A Iván se le escapa una pequeña carcajada después de sus últimas palabras referidas a los gusanos y al hoyo en el que se encuentra Hugo y continúa hablándole en la oscuridad de esa noche cerrada de marzo. La temperatura está descendiendo y pronto bajará de diez grados.

—Te preguntarás a qué he venido. A lo mejor te han dicho algo en el infierno en el que seguro te han hospedado. O no. Me encantaría saber a dónde coño te han llevado. Bueno, lo que de verdad me gustaría es que estés sufriendo tanto como estoy sufriendo yo aquí. ¿Sabes lo que es vivir siendo consciente de que has matado a una persona? ¡Claro que lo sabes! ¡Tú también fuiste un asesino! ¡Un puto asesino!

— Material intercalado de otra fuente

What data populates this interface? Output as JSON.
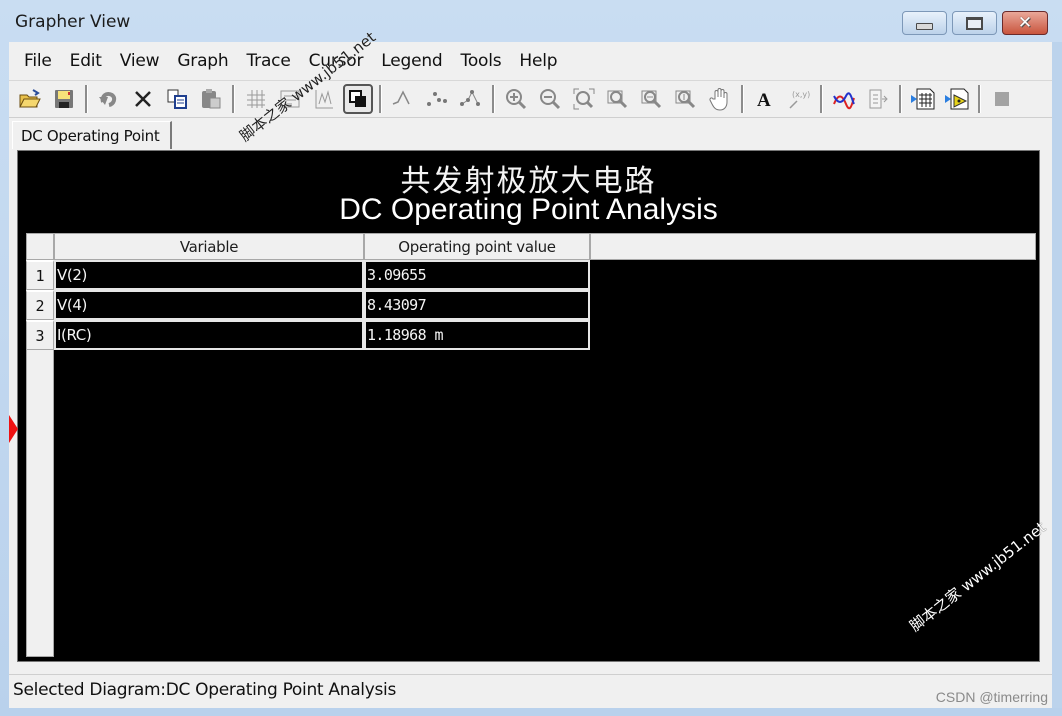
{
  "window": {
    "title": "Grapher View",
    "controls": {
      "minimize": "minimize",
      "maximize": "maximize",
      "close": "✕"
    }
  },
  "menu": [
    "File",
    "Edit",
    "View",
    "Graph",
    "Trace",
    "Cursor",
    "Legend",
    "Tools",
    "Help"
  ],
  "toolbar": {
    "groups": [
      [
        "open-icon",
        "save-icon"
      ],
      [
        "undo-icon",
        "delete-icon",
        "copy-icon",
        "paste-icon"
      ],
      [
        "grid-icon",
        "legend-icon",
        "chart-icon",
        "overlay-icon"
      ],
      [
        "line-icon",
        "points-icon",
        "line-points-icon"
      ],
      [
        "zoom-in-icon",
        "zoom-out-icon",
        "zoom-fit-icon",
        "zoom-x-icon",
        "zoom-y-icon",
        "zoom-xy-icon",
        "pan-hand-icon"
      ],
      [
        "text-icon",
        "label-xy-icon"
      ],
      [
        "trace-icon",
        "export-icon"
      ],
      [
        "export-table-icon",
        "export-diagram-icon"
      ],
      [
        "stop-icon"
      ]
    ]
  },
  "tabs": [
    {
      "label": "DC Operating Point",
      "active": true
    }
  ],
  "diagram": {
    "title_cn": "共发射极放大电路",
    "title_en": "DC Operating Point Analysis",
    "columns": [
      "Variable",
      "Operating point value"
    ],
    "rows": [
      {
        "index": "1",
        "variable": "V(2)",
        "value": "3.09655"
      },
      {
        "index": "2",
        "variable": "V(4)",
        "value": "8.43097"
      },
      {
        "index": "3",
        "variable": "I(RC)",
        "value": "1.18968 m"
      }
    ],
    "background_color": "#000000",
    "text_color": "#ffffff"
  },
  "status": {
    "text": "Selected Diagram:DC Operating Point Analysis"
  },
  "overlays": {
    "watermark1": "脚本之家 www.jb51.net",
    "watermark2": "脚本之家 www.jb51.net",
    "credit": "CSDN @timerring"
  }
}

Iván se da cuenta de que está alzando demasiado la voz. No es plan de que la gente de seguridad del cementerio lo pille allí gritándole a una tumba. Se pide a sí mismo tranquilidad y que hable más bajo. Suspira y, tras secarse dos lagrimones, prosigue.

—Aunque no te lo creas, he venido a disculparme. Pude hacerlo el día que te enterramos, pero estaba todavía en caliente. Te odiaba. Y te sigo odiando, Hugo. Pero llevo mucho tiempo necesitando pedirte perdón por haberte matado. Aunque fuera justificado, aunque tuviera motivos más que de sobra para hacerlo. Fue un acto de defensa. Para defenderla a ella. ¿Que si lo volvería a hacer? Seguro. Volvería a clavarte aquel cuchillo para que no pudieras hacerle daño a Julia. En aquel momento, ella era muy importante para mí.

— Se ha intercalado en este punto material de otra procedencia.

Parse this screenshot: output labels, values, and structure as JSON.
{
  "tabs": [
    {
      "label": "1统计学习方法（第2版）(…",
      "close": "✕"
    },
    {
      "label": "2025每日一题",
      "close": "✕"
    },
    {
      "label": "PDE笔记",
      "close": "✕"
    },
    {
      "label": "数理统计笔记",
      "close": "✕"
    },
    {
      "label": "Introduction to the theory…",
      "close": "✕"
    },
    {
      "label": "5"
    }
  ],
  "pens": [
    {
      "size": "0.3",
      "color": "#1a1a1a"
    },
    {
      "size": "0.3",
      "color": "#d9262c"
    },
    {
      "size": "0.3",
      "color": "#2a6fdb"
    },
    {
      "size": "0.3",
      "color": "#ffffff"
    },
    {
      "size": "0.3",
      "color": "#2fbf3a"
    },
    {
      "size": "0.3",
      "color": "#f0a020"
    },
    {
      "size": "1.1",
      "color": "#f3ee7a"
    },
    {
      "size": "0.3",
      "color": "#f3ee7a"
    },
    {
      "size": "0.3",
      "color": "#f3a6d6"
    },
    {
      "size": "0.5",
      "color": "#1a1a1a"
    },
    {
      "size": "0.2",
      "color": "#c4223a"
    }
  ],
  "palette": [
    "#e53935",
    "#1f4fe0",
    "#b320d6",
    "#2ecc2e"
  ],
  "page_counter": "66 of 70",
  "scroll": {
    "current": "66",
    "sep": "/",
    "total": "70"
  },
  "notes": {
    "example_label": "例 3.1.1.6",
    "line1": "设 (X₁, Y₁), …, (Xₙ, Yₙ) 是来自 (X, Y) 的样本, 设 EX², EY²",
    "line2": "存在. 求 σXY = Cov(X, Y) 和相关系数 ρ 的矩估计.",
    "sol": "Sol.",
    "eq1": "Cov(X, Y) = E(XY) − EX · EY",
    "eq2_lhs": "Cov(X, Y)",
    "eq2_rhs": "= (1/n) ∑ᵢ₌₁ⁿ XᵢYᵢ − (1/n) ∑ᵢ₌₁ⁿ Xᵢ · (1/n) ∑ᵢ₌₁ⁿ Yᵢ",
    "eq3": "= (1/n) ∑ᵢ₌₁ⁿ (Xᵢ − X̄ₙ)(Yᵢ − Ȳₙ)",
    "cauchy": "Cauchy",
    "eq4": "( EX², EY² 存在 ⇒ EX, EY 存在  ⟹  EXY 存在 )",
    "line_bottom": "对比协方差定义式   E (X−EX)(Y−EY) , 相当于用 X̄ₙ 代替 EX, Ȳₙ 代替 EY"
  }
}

Hace una pausa y respira hondo. Siente una gran presión en el centro del pecho y las lágrimas corren por sus mejillas. Iván trata de limpiárselas con las manos conforme van cayendo, sin éxito. Muchas aterrizan incontroladas en el frío suelo del cementerio.

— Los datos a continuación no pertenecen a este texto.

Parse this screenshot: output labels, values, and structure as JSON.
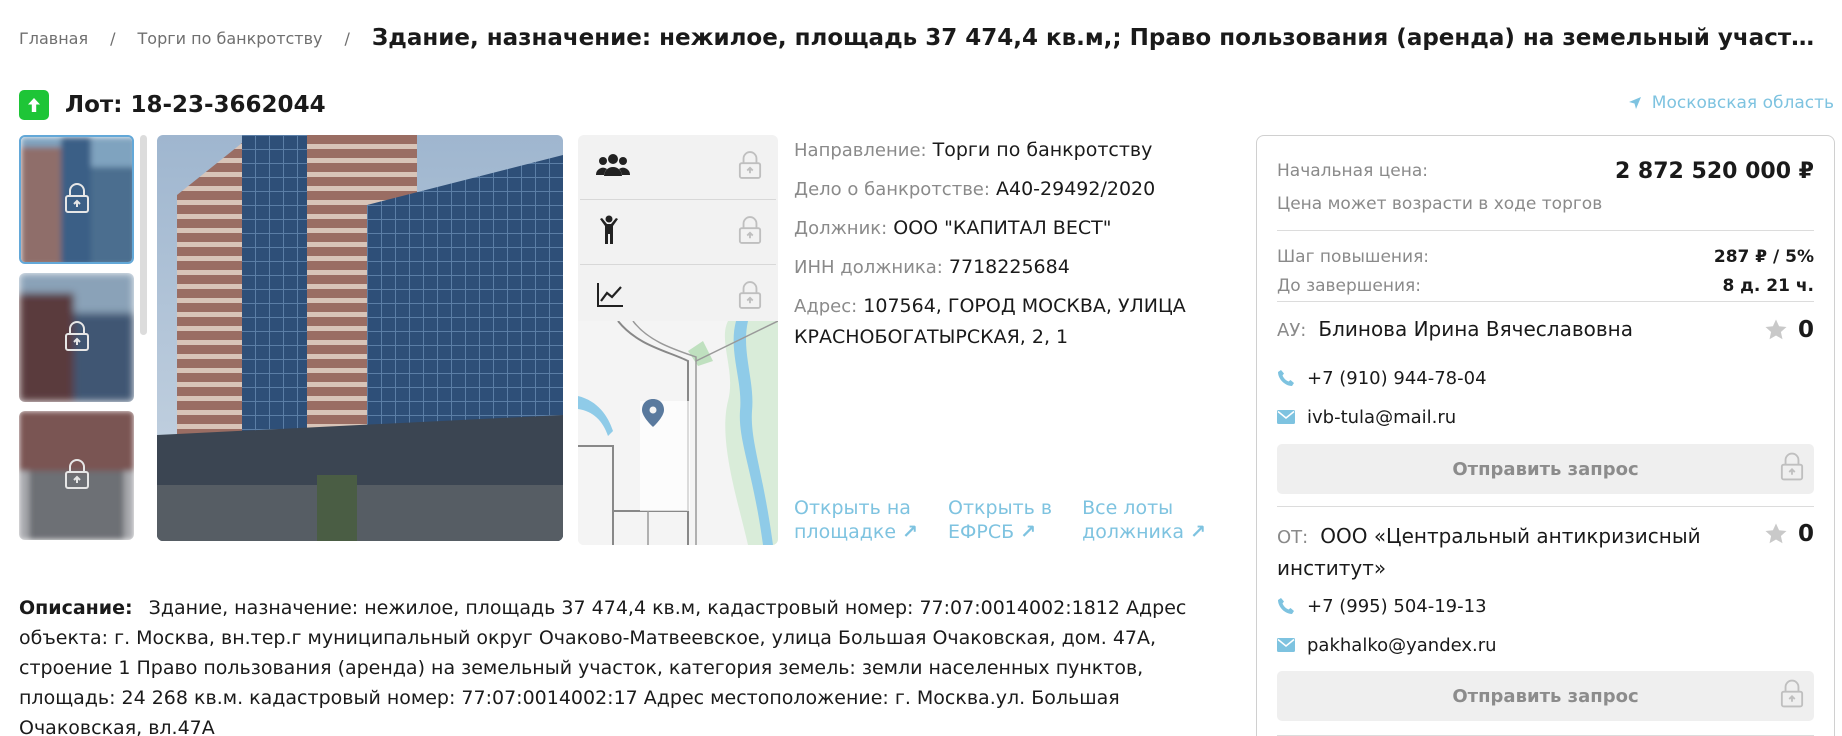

—Así que… perdóname, Hugo. Y si desde dondequiera que estés puedes ayudarme de alguna manera, hazlo; si no, pronto nos veremos las caras. O las almas. O lo que sea que nos identifique una vez muertos. No creo que me quede mucho tiempo aquí.

CAPÍTULO 13

      

Lunes, 11 de marzo de 2019

El encuentro con su abuela es muy emotivo. La chica le da un abrazo largo e intenso a Pilar, que sonríe ilusionada mientras mantiene su cabeza pegada al hombro de su nieta. Después se agarran de la mano y caminan juntas hasta el salón.

—Te he preparado la habitación de siempre.

—¡Gracias! ¡Eres la mejor! ¿Me dejas que me ponga el pijama antes de contarte algo que te va a encantar?

—Por supuesto, querida nieta. Estás en tu casa, ya lo sabes. Aunque ahora me has dejado en ascuas. ¿De qué se trata?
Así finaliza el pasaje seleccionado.